The federal government has allocated up to $500 million in temporary support for American beef processors through the Strengthening Processing for U.S. Ranchers Program (SPUR), announced by Agriculture Secretary Brooke Rollins on June 30, 2026.

This initiative specifically targets small and mid-size beef processors while deliberately excluding nationally dominant meatpackers who already control the majority of the market. USDA defines “nationally dominant” as holding a market share at or above the fourth-largest player in the U.S. beef processing sector. Under SPUR rules, eligible entities must be U.S.-owned, not nationally dominant themselves, and cannot be owned by an entity that is.

USDA states four companies currently control nearly 85 percent of the national beef processing market, with two of those firms being foreign-owned. The program addresses critical pressures including historically tight cattle supplies, meat-packing consolidation, foreign ownership in the sector, and the reemergence of New World Screwworm.

The support aims to assist eligible processors facing higher cattle-acquisition costs due to an abnormally low U.S. cattle herd—now at a 75-year low. USDA emphasizes that SPUR is designed to build stronger market opportunities for American ranchers by preventing small and mid-size processors from going out of business as the national cattle population recovers.

To qualify, an entity must be a beef processing establishment under Federal inspection or inspected under the Talmadge-Aiken Cooperative Inspection Program or the Cooperative Interstate Shipment Program. USDA administers SPUR through its Farm Service Agency under the Commodity Credit Corporation Charter Act.

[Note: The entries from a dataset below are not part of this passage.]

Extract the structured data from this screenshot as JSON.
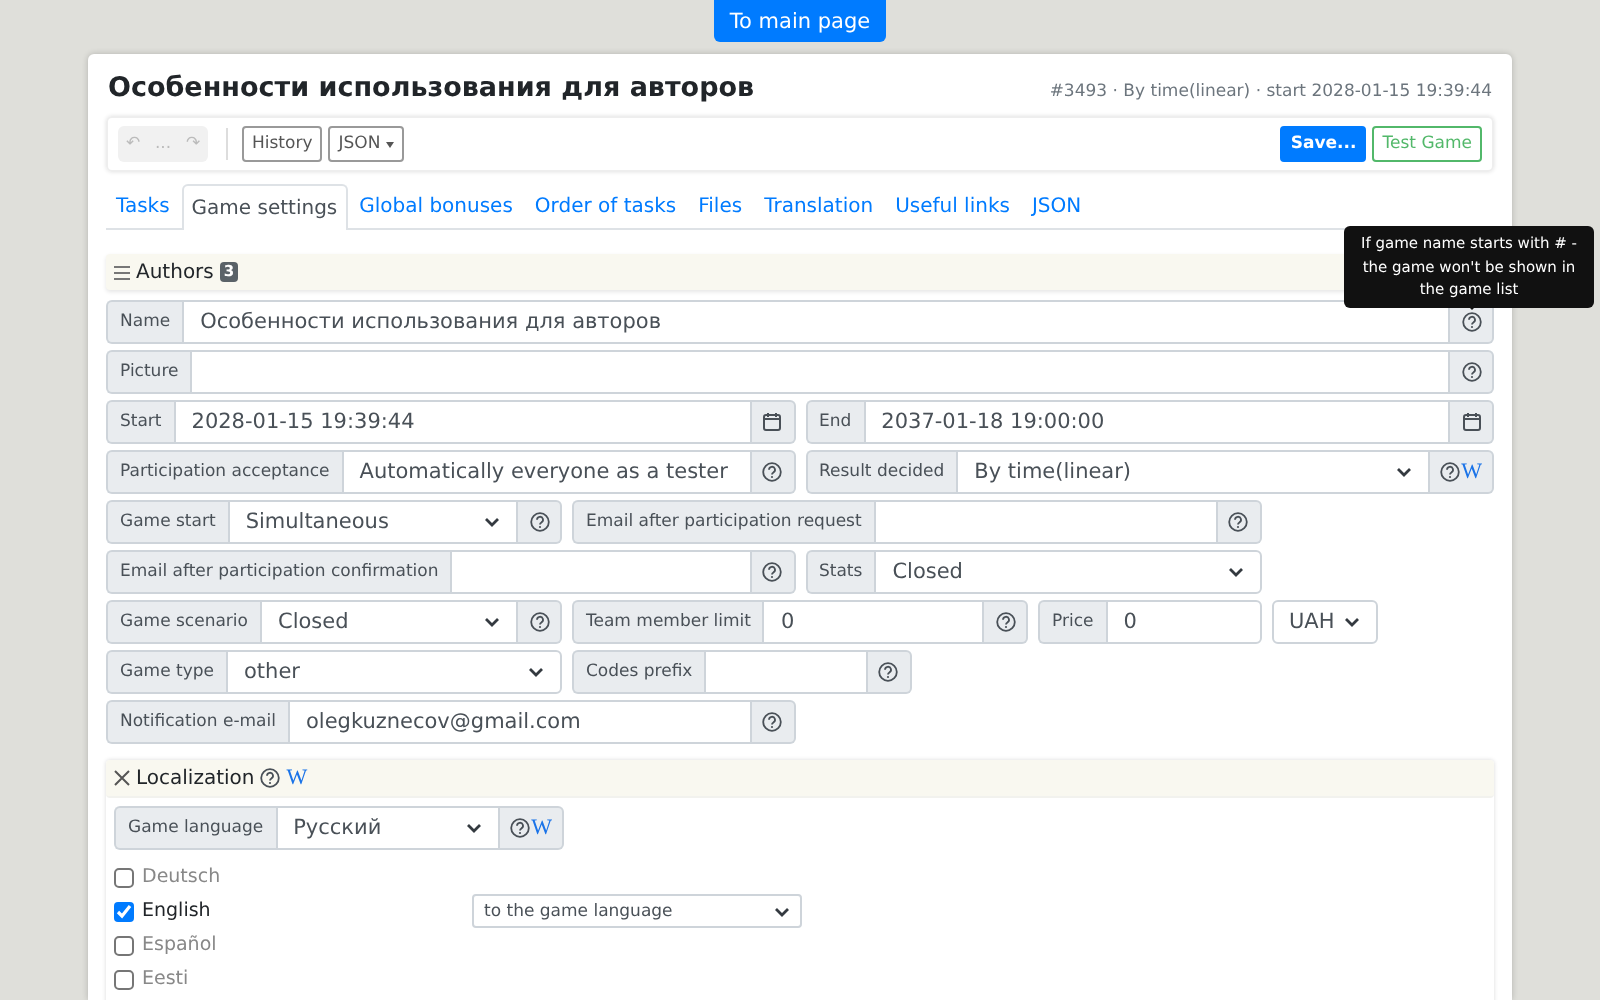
{
  "top_button": "To main page",
  "title": "Особенности использования для авторов",
  "meta": "#3493 · By time(linear) · start 2028-01-15 19:39:44",
  "toolbar": {
    "history": [
      {
        "label": "↶",
        "disabled": true
      },
      {
        "label": "...",
        "disabled": true
      },
      {
        "label": "↷",
        "disabled": true
      }
    ],
    "buttons": [
      {
        "label": "History",
        "kind": "plain"
      },
      {
        "label": "JSON",
        "kind": "dropdown"
      }
    ],
    "actions": [
      {
        "label": "Save...",
        "kind": "primary"
      },
      {
        "label": "Test Game",
        "kind": "outline"
      }
    ]
  },
  "tabs": [
    {
      "label": "Tasks",
      "selected": false
    },
    {
      "label": "Game settings",
      "selected": true
    },
    {
      "label": "Global bonuses",
      "selected": false
    },
    {
      "label": "Order of tasks",
      "selected": false
    },
    {
      "label": "Files",
      "selected": false
    },
    {
      "label": "Translation",
      "selected": false
    },
    {
      "label": "Useful links",
      "selected": false
    },
    {
      "label": "JSON",
      "selected": false
    }
  ],
  "authors": {
    "label": "Authors",
    "count": "3",
    "expanded": false
  },
  "tooltip": "If game name starts with # - the game won't be shown in the game list",
  "rows": [
    [
      {
        "label": "Name",
        "kind": "input",
        "value": "Особенности использования для авторов",
        "addon": {
          "kind": "help"
        }
      }
    ],
    [
      {
        "label": "Picture",
        "kind": "input",
        "addon": {
          "kind": "help"
        }
      }
    ],
    [
      {
        "label": "Start",
        "kind": "input",
        "value": "2028-01-15 19:39:44",
        "addon": {
          "kind": "calendar"
        }
      },
      {
        "label": "End",
        "kind": "input",
        "value": "2037-01-18 19:00:00",
        "addon": {
          "kind": "calendar"
        }
      }
    ],
    [
      {
        "label": "Participation acceptance",
        "kind": "select",
        "value": "Automatically everyone as a tester",
        "addon": {
          "kind": "help"
        }
      },
      {
        "label": "Result decided",
        "kind": "select",
        "value": "By time(linear)",
        "addon": {
          "kind": "help-wiki",
          "link": "W"
        }
      }
    ],
    [
      {
        "label": "Game start",
        "kind": "select",
        "value": "Simultaneous",
        "addon": {
          "kind": "help"
        }
      },
      {
        "label": "Email after participation request",
        "kind": "input",
        "addon": {
          "kind": "help"
        }
      }
    ],
    [
      {
        "label": "Email after participation confirmation",
        "kind": "input",
        "addon": {
          "kind": "help"
        }
      },
      {
        "label": "Stats",
        "kind": "select",
        "value": "Closed"
      }
    ],
    [
      {
        "label": "Game scenario",
        "kind": "select",
        "value": "Closed",
        "addon": {
          "kind": "help"
        }
      },
      {
        "label": "Team member limit",
        "kind": "input",
        "value": "0",
        "addon": {
          "kind": "help"
        }
      },
      {
        "label": "Price",
        "kind": "input",
        "value": "0"
      },
      {
        "kind": "select",
        "value": "UAH"
      }
    ],
    [
      {
        "label": "Game type",
        "kind": "select",
        "value": "other"
      },
      {
        "label": "Codes prefix",
        "kind": "input",
        "addon": {
          "kind": "help"
        }
      }
    ],
    [
      {
        "label": "Notification e-mail",
        "kind": "input",
        "value": "olegkuznecov@gmail.com",
        "addon": {
          "kind": "help"
        }
      }
    ]
  ],
  "localization": {
    "title": "Localization",
    "expanded": true,
    "wiki": "W",
    "language": {
      "label": "Game language",
      "value": "Русский",
      "addon": {
        "kind": "help-wiki",
        "link": "W"
      }
    },
    "languages": [
      {
        "name": "Deutsch",
        "checked": false
      },
      {
        "name": "English",
        "checked": true,
        "direction": "to the game language"
      },
      {
        "name": "Español",
        "checked": false
      },
      {
        "name": "Eesti",
        "checked": false
      }
    ]
  }
}
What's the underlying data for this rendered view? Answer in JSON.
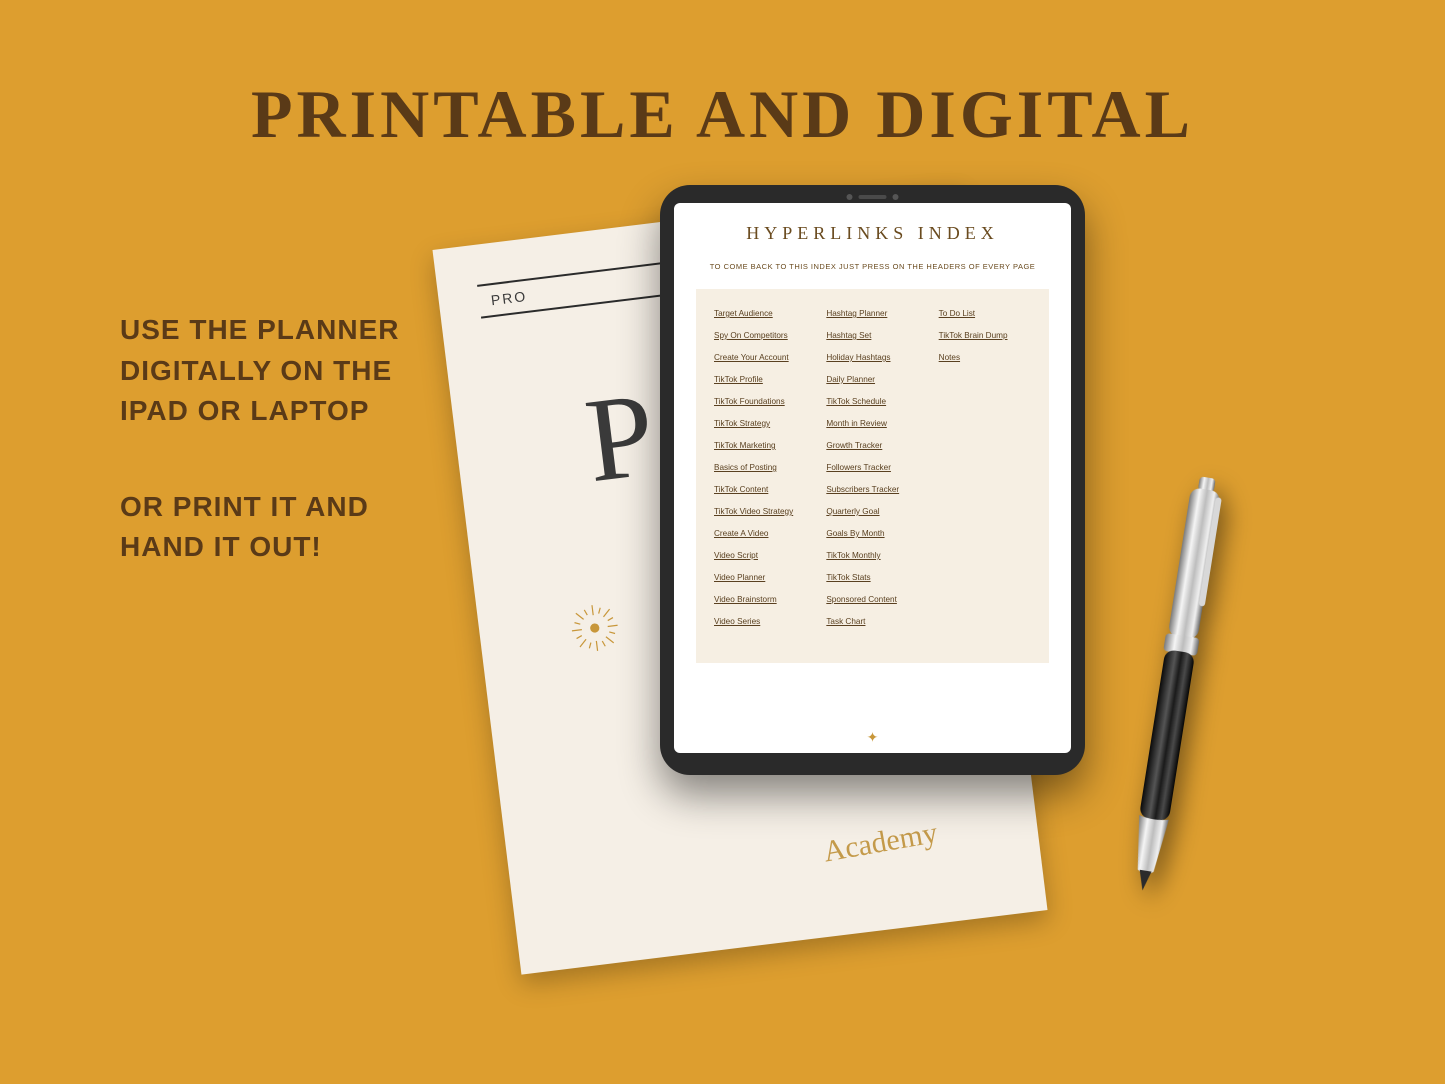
{
  "headline": "PRINTABLE AND DIGITAL",
  "copy": {
    "para1": "USE THE PLANNER DIGITALLY ON THE IPAD OR LAPTOP",
    "para2": "OR PRINT IT AND HAND IT OUT!"
  },
  "paper": {
    "topline_partial": "PRO",
    "big_letter": "P",
    "script": "Academy"
  },
  "tablet": {
    "title": "HYPERLINKS INDEX",
    "subtitle": "TO COME BACK TO THIS INDEX JUST PRESS ON THE HEADERS OF EVERY PAGE",
    "columns": [
      [
        "Target Audience",
        "Spy On Competitors",
        "Create Your Account",
        "TikTok Profile",
        "TikTok Foundations",
        "TikTok Strategy",
        "TikTok Marketing",
        "Basics of Posting",
        "TikTok Content",
        "TikTok Video Strategy",
        "Create A Video",
        "Video Script",
        "Video Planner",
        "Video Brainstorm",
        "Video Series"
      ],
      [
        "Hashtag Planner",
        "Hashtag Set",
        "Holiday Hashtags",
        "Daily Planner",
        "TikTok Schedule",
        "Month in Review",
        "Growth Tracker",
        "Followers Tracker",
        "Subscribers Tracker",
        "Quarterly Goal",
        "Goals By Month",
        "TikTok Monthly",
        "TikTok Stats",
        "Sponsored Content",
        "Task Chart"
      ],
      [
        "To Do List",
        "TikTok Brain Dump",
        "Notes"
      ]
    ]
  }
}
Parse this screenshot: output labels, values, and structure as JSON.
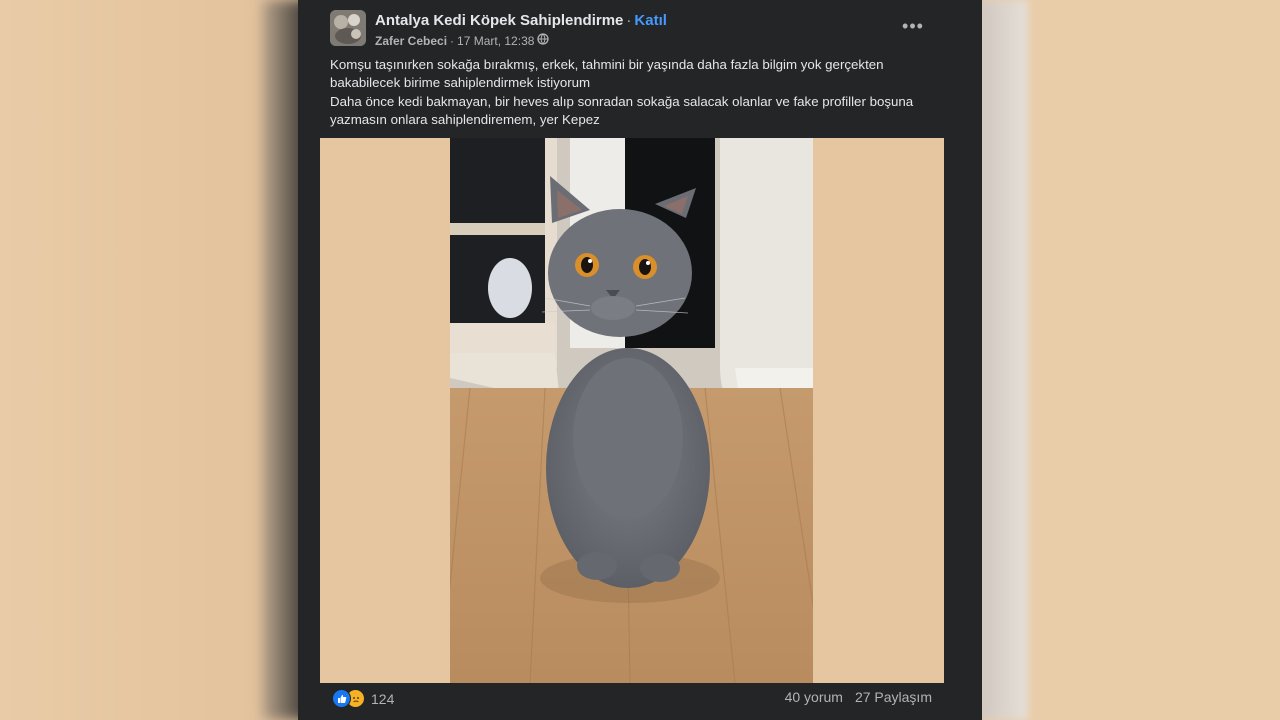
{
  "post": {
    "group_name": "Antalya Kedi Köpek Sahiplendirme",
    "separator": "·",
    "join_label": "Katıl",
    "author": "Zafer Cebeci",
    "date_separator": "·",
    "date": "17 Mart, 12:38",
    "more_label": "•••",
    "text_lines": [
      "Komşu taşınırken sokağa bırakmış, erkek, tahmini bir yaşında daha fazla bilgim yok gerçekten bakabilecek birime sahiplendirmek istiyorum",
      "Daha önce kedi bakmayan, bir heves alıp sonradan sokağa salacak olanlar ve fake profiller boşuna yazmasın onlara sahiplendiremem, yer Kepez"
    ],
    "reaction_count": "124",
    "comments": "40 yorum",
    "shares": "27 Paylaşım"
  },
  "icons": {
    "group_avatar": "group-avatar",
    "privacy": "globe-icon",
    "more": "more-options-icon",
    "like": "like-reaction-icon",
    "sad": "sad-reaction-icon"
  },
  "colors": {
    "card": "#242526",
    "text": "#e4e6eb",
    "secondary": "#b0b3b8",
    "join": "#4599ff",
    "like": "#1877f2",
    "sad": "#f7b125"
  }
}
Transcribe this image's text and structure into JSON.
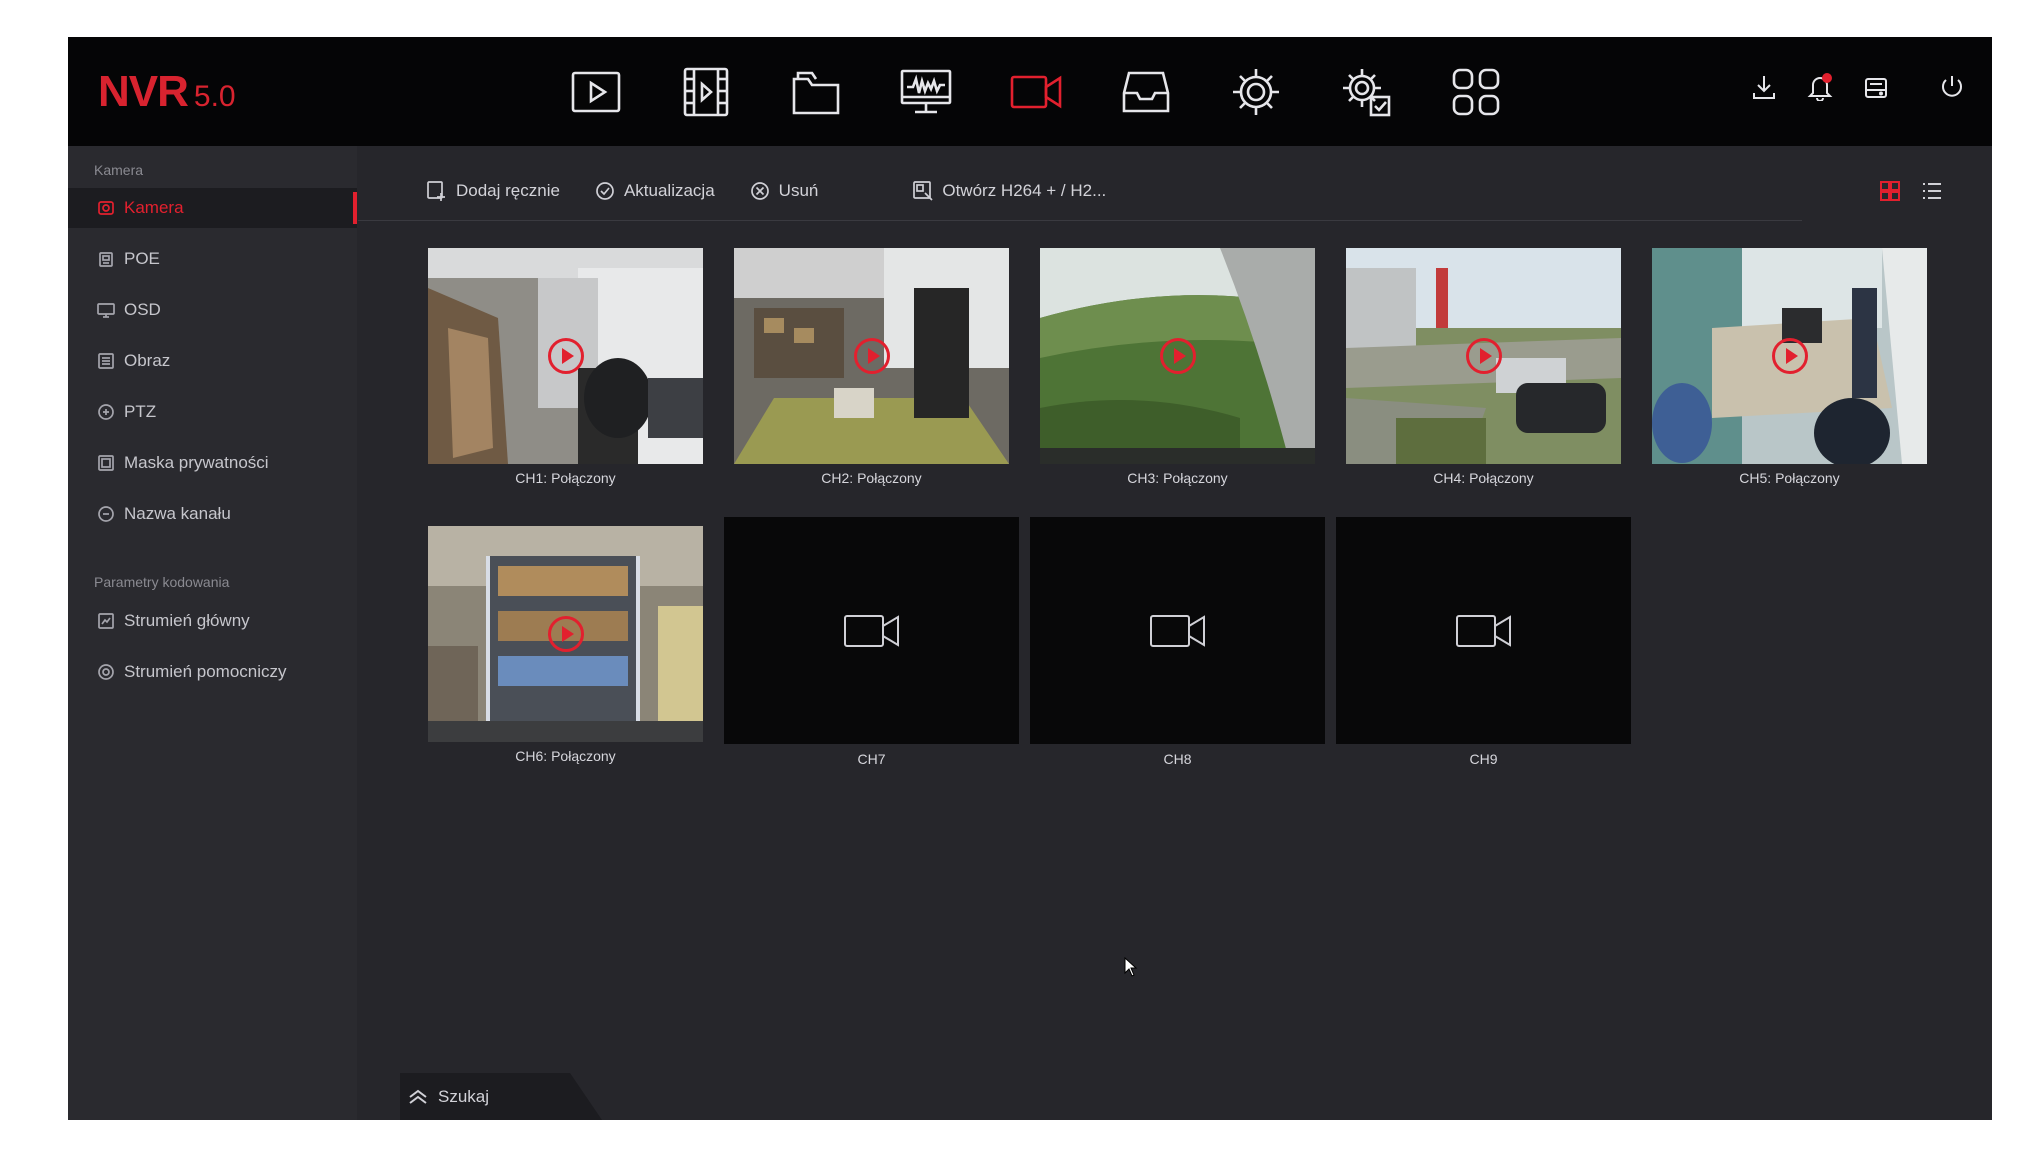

The program aligns with USDA’s broader Plan to Fortify the American Beef Industry and Small Processors Action Plan, which addresses over 17 percent declines in U.S. cattle ranches since 2017 while consumer beef demand has grown by approximately 9 percent during the same period. SPUR provides targeted support for remote grading expansion, reduced inspection fees, local processing capacity assistance, and operational stability for smaller plants critical to ranchers’ marketing options.